Vielleicht geht auch jahrelang gelagertes Kaminholz ohne Rinde. Werde es mal vorsichtig am Rand antesten, wenn ich ein passendes Stück finde. 

Vielen Dank und bis bald,

Heike


----------



## Mark2111 (31. Mai 2011)

*AW: Randbepflanzung*

Hallo Markus

Danke für den Tip mit dem __ Pfennigkraut! 

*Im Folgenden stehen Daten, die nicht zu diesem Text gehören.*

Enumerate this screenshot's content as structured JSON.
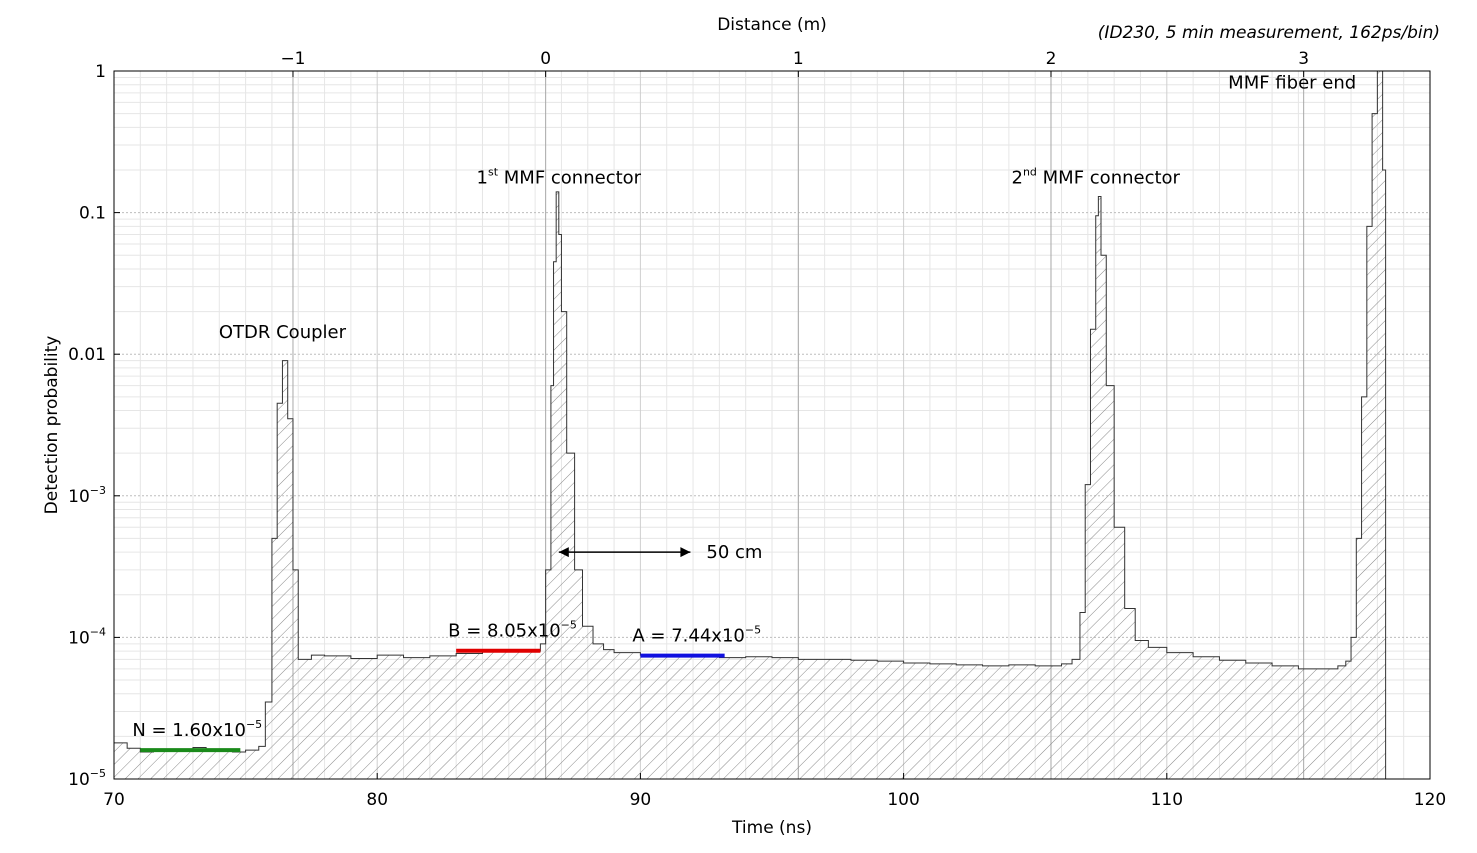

Wegen der ungeschützen Folie.. wird reichen wenn ich nur den Teil abdecke wo kein Wasser ist oda komplett?

LG Und Danke!


----------



## doh (31. Mai 2011)

*AW: Randbepflanzung*

Wo kein Wasser ist langt!
Sorry für die "kurze" Antwort bin etwas in Zeitdruck. 


_______
Grüße
Marcel


----------



## Mops (31. Mai 2011)

*AW: Randbepflanzung*

Hallo,

wir sind ja auch gerade mitten im Teichbau und der Gestaltung. Über die ungeschützte Folie machen wir uns auch so unsere Gedanken. Daher muß ich nochmal nachfragen, wie weit muß die Folie bedeckt sein, nur oberhalb des Wassers, oder auch im Wasser? Haben dort einige steile Bereiche, wo eigentlich nix wirklich halten würde.

Gruß
Mops


----------



## Moderlieschenking (31. Mai 2011)

*AW: Randbepflanzung*

Hallo,


> Über die ungeschützte Folie machen wir uns auch so unsere Gedanken. Daher muß ich nochmal nachfragen, wie weit muß die Folie bedeckt sein, nur oberhalb des Wassers, oder auch im Wasser?


Es geht ja um die UV Strahlung - welche die Folie schneller altern lässt.
durch das Wasser wird zwar die UV Strahlung etwas abgeschwächt aber besser wäre es
auf alle Fälle wenn der Bereich im Flachwasser auch geschützt wird.
Ich habe bei mir bis zur 50 cm Stufe Ufermatten gelegt und bei der 50 cm Stufe ist dann Substrat. Also keine Angriffsfläche für die UV Strahlung.
Also ich gehe da kein Risiko ein - aber das kann jeder halten wie er will.
LG Markus


----------



## lissbeth66 (4. Juni 2011)

*AW: Randbepflanzung*

Hallo,

ich naehe Pflanztaschen aus Jutestoff selber , kostet dann nur noch Centbetraege .

gut ist ein Jutesack - quergelegt an den seiten halb aufgeschnitten , umgeschlagen . Taschennaehte und Randnaehte dauern mit der Maschiene 10 Minuten ! Das schuetzt dann auch die Folie .

Gruss Karin


----------



## Petra1970 (4. Juni 2011)

*AW: Randbepflanzung*

Huhu

Ich kann nur zu einer Ufermatte raten, ist zwar nicht das billigste lohnt sich aber echt.
Bilder von heute, der Teich ist im Sommer/ Herbst 2009 gebaut worden und ich habe wenig eingesetzt.

gruß pogge


----------



## Sternenstaub (4. Juni 2011)

*AW: Randbepflanzung*

Hallo Pogge was ist das für eine tolle violette Blüte auf dem ersten Bild ?
LG Angelika


----------



## Mulmig (5. Juni 2011)

*AW: Randbepflanzung*

Hallo,
bin zwar nicht pogge, kann Dir aber den Namen sagen:
__ Knäuel-Glockenblume (Campanula glomerata)
mag durchlässigen, lehmigen Boden...

Liebe Grüße,
Anna


----------



## Petra1970 (5. Juni 2011)

*AW: Randbepflanzung*

Hallo

Ja genau ist eine Glockenblume, ich habe um den Teich noch kleine Beete angelegt das es etwas Wilder ausschaut .
Ich mag das nicht so wenn ein Teich von Rasen umgeben ist, bin jetzt gerade dabei den Weg zu gestalten also noch Baustelle.

Gruß Petra


----------



## Sternenstaub (5. Juni 2011)

*AW: Randbepflanzung*

Vielen Dank auch muss ich mir gleich besorgen
Gruß Angelika


----------



## KoiZuchtNeuling (6. Juni 2011)

*AW: Randbepflanzung*

Wow!Sieht wirklich schön aus!


----------